About a month ago, I posted a link for a trailer for the upcoming movie The Time Traveler’s Wife. I really wanted to see it, and Friday, August 14, was opening night for the movie. We were on vacation at the time, meaning we had free babysitters. (Thanks, Mom and Dad!) So, JJ easily agreed to go along with me, and for the first time in my life, I saw a movie on the night it opened.
I enjoyed the movie and thought that it was a good adaptation of the book. As the title suggests, there is a lot of time traveling involved in the original novel, and I thought the screenplay managed those many difficult shifts well. The actors did a fine job, and the movie achieved its ending in a more-or-less believable fashion. All that said, it isn’t going to win any Oscars for any of those involved in making the movie. But, I would deem it a solid 3-star movie, and I would recommend it for those who like a tear-jerker movie.
Those of you who know me in real life will not be surprised when I say that romantic dramas with tragic endings are my favorite kind of movie. Those of you who know my husband will not be surprised when I say that those are JJ’s least favorite kind of movies. (Yet, somehow we have managed to be married for nine years! Ah, love truly does conquer all.) After the movie, JJ asked me why I think the genre of the tragic romance is so appealing to me, and I wasn’t quite sure how to answer. The best answer we could come up with is that because my life has been devoid of tragedy and true hardship, I enjoy vicariously experiencing it via a story.
That’s absolutely true; I DO love a good tragic love story. My favorite movies and/or books include: The Thorn Birds, Gone with the Wind, Roman Holiday, The English Patient and Possession (to name a few). None of those have happy endings, so Yes, I definitely enjoy the love story with a sad ending. Not that I’m against happy endings (I could give you a long list of happily ending books and movies that I also enjoy), but I thrill to the painful feeling in my gut given me by heartbreak in a story. (Yes, there’s a little bit of Anne of Green Gables in me, too.) For some reason, the idea that two people meant to be together will not spend their lives together (even when it’s all entirely fictional) moves me deeply, and I thoroughly enjoy spending a few hours in the shoes of those fictional characters. (By the way, if any of you have recommendations for other romance movies with sad endings, please leave a comment. I’d love to hear them!)

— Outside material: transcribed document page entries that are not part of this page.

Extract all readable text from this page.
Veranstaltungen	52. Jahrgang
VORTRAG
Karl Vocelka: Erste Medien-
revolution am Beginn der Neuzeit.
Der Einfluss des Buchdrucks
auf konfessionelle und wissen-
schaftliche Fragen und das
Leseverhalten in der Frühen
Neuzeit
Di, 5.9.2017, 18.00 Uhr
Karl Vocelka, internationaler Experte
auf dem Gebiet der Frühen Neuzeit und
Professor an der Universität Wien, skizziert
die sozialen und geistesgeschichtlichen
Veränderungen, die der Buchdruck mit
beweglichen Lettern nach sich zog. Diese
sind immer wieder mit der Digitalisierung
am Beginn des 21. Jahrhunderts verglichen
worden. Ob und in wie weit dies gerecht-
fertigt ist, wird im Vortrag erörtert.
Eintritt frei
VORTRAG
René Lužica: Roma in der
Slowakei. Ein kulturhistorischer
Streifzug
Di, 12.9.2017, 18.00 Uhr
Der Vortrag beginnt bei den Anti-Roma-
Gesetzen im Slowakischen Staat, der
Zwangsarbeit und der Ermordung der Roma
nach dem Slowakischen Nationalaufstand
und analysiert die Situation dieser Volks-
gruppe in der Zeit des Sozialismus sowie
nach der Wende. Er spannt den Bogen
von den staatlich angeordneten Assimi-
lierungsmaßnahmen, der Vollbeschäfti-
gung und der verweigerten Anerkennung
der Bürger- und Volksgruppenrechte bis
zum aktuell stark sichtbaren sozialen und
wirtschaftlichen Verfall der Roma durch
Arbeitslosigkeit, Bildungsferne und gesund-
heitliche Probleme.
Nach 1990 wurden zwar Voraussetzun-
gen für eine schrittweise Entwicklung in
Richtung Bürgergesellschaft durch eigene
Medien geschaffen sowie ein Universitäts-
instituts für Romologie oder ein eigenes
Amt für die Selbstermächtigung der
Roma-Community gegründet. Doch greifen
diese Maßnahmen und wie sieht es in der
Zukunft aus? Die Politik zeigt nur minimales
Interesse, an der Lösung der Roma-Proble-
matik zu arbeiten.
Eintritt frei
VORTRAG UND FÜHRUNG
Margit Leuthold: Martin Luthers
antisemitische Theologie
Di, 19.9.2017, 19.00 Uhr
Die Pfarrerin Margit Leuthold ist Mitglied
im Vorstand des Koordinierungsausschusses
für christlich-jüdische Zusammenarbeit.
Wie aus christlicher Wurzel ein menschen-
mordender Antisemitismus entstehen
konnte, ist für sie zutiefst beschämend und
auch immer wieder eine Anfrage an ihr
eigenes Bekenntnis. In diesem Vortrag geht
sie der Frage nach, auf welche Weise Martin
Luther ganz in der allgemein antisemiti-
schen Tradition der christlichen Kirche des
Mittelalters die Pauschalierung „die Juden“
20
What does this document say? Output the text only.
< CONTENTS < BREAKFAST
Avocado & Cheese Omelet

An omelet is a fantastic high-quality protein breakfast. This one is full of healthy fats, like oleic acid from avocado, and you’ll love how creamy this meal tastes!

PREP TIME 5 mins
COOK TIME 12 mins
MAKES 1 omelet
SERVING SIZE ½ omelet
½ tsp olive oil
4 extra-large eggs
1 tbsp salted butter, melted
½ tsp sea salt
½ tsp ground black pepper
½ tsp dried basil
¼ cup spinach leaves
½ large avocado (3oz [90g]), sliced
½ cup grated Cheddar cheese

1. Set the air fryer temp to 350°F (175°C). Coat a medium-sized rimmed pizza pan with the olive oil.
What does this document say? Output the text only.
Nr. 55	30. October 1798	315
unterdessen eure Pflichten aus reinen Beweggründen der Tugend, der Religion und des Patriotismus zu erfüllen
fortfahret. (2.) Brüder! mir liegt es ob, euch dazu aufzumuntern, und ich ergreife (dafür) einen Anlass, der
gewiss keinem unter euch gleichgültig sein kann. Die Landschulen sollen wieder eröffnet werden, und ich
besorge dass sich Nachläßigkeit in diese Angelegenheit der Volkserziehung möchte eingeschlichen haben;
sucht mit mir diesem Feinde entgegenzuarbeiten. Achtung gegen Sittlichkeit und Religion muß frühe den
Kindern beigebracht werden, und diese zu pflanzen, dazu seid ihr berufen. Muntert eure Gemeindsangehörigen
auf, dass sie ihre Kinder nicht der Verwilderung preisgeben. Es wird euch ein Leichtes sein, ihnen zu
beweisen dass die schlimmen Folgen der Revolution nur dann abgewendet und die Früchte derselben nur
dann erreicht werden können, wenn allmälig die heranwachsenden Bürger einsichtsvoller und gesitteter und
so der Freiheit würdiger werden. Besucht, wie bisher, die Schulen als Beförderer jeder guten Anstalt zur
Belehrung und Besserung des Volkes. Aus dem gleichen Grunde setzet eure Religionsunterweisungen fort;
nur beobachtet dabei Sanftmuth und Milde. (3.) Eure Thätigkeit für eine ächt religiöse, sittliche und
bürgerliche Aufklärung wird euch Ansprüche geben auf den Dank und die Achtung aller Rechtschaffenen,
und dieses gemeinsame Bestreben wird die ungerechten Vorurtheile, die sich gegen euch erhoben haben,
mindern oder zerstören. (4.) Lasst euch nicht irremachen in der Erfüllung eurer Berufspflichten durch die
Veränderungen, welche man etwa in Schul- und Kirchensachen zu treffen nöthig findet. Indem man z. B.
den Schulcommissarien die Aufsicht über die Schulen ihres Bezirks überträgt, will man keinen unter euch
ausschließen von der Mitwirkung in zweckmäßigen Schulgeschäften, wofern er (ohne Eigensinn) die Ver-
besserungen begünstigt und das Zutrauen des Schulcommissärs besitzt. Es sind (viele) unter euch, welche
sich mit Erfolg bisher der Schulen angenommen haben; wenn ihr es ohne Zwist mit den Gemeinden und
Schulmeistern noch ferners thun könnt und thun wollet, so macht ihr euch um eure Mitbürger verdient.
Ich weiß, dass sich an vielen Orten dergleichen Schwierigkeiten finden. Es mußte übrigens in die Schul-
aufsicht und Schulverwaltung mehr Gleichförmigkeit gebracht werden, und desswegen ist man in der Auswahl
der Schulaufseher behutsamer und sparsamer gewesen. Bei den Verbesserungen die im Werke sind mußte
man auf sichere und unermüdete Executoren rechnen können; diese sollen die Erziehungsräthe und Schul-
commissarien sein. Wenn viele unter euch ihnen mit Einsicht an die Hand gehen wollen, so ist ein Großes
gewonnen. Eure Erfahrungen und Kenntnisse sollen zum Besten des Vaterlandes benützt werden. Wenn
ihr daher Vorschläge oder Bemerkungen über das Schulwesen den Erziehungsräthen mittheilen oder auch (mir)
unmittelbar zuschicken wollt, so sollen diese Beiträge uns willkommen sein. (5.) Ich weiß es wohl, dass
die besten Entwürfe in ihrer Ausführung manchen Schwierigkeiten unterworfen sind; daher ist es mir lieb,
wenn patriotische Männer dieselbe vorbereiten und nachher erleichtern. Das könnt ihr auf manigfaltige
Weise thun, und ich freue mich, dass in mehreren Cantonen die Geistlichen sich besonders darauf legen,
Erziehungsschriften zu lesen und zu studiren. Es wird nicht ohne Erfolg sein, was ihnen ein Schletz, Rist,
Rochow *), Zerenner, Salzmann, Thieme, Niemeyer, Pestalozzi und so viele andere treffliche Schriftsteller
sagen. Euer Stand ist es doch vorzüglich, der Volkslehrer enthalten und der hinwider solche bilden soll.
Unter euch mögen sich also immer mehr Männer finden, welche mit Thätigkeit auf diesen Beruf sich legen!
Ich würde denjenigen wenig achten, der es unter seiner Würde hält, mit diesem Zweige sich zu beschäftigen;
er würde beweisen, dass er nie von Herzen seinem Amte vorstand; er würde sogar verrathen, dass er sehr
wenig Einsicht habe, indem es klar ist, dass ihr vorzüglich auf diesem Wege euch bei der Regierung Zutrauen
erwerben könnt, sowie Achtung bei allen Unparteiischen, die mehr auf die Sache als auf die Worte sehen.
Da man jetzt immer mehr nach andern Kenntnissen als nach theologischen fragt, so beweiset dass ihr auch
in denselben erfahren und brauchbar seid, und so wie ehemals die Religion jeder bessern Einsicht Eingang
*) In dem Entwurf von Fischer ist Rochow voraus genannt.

JJ suggested that if my life had had more sad episodes and more sad love story endings, perhaps I wouldn’t be so intrigued by those kind of stories. I suspect that he’s right – I did have rather a Mary Poppins upbringing, with hefty doses of “Mister Rogers Neighborhood” and The Sound of Music thrown in. But, life is what it is. It’s not that I haven’t experienced sadnesses and disappointments in my life; I have. If and when true tragedy strikes my life (not that I’m wanting it to strike!), I suspect my taste in movies might change, too.
If you’d like a passionate review of the movie with more details, read this review, posted over at Velveteen Mind.
I read the book The Time Traveler’s Wife about 2.5 years ago, when I was pregnant with Curious J. I picked up the book at the library, purely because I was intrigued by the title and by the cover picture. I read the book and could barely put it down. In some ways it’s a harsh book, with plenty of four-letter words and more than one uncomfortable scene, but despite it’s unreal premise, the story is written in so real a way that one can’t help but be drawn in. I don’t latch onto stories easily, but this story caught me and wouldn’t let me go. I couldn’t stop thinking about the story for about a month; it made quite an impression on me.
I found this interesting quote from Audrey Niffenegger, the author of The Time Traveler’s Wife, on Amazon.com:
[On wondering whether her work centers on the theme of loss:] My work is about time passing, and things that go away and you can’t get them back, and death. And, of course, it’s also about birth and music and art and running around like a maniac without your clothes on. But, it is true that I write about loss a great deal, and I think that I do that because it seems like the most profound thing that happens to us. In addition to gaining things and falling in love and having children, everything that we do is potentially going to be lost. And so I think it’s important to enjoy everything while it’s here and pay attention while it’s here, so that’s actually one of the main themes of the book.
I understand that constant feeling of a sense of impending loss. It’s a blog post for another day, but suffice to say I often try to mentally prepare myself to lose the things I love most. This blog is one example of that. I know that life can change in a moment, and if you don’t enjoy and make use of the moments you’re given now, you may never have another chance.
Perhaps that’s why I’m drawn to the tragic story. I trust that God knows what is best for me and my family, and I’m not expecting to leave anytime soon. But I know that the future is always uncertain. Perhaps I have that sense that, in a moment, just like the character Henry frequently does in The Time Traveler’s Wife, my life could simply … vanish.